Throughout the academic year, students of The King’s College in New York City have been preparing to be “Good, Brave, and Ready.” As they take classes and participate in campus events, students are focused on becoming good, brave, and ready to influence culture as they interact with the world. 

This mantra has taken on new meaning in light of the recent Coronavirus pandemic. In order to protect its community, The King’s College has shifted operations online for the rest of the semester.

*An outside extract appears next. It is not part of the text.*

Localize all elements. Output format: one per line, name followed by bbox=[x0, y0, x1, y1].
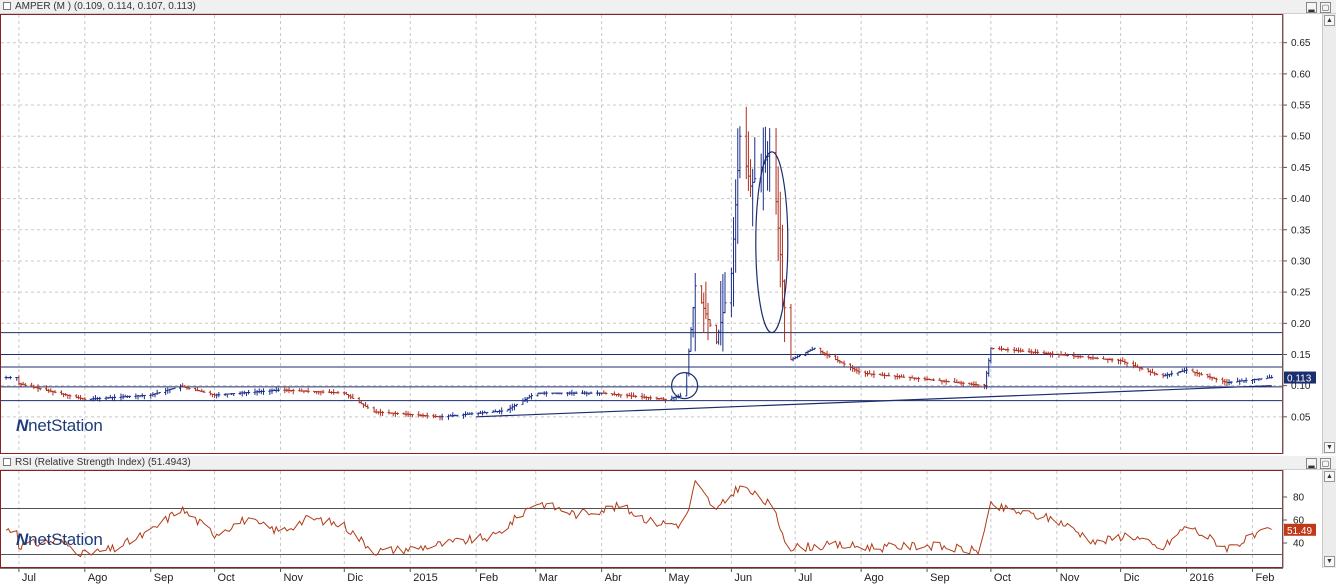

Many have moved back home, some have stayed in New York City, but all are adjusting to new lifestyles and overcoming new obstacles. Across the entire institution, students, staff, and faculty are making the best of their circumstances. They still strive to be good, brave, and ready to face whatever challenges come their way. The options students face as they continue their semester online include:

  • Going home with family – These students have decided it is best to move out of on-campus housing and to live with their immediate family until May. 
  • Staying in the city – These students have decided it is best not to take any chances by going home to higher-risk family members; for them, it makes more sense to stay. 
  • Going home with a friend – These students have decided it is best to live with a friend and their family while they decide where to finish the semester. 
  • Moving in with a friend in the city – These students have decided to move in with a friend whose roommates have all gone home so they can combine resources and strengthen their community.

That’s where Keeping Up comes in: The mission of this little blog is to shine a light on King’s students as they adjust to their new lifestyles. You’re invited to the party— Feel free to share your story in the comments below!

Bringing together the stories of individual members in our community strengthens us as a whole. May we discover silver linings to clouds of uncertainty and change.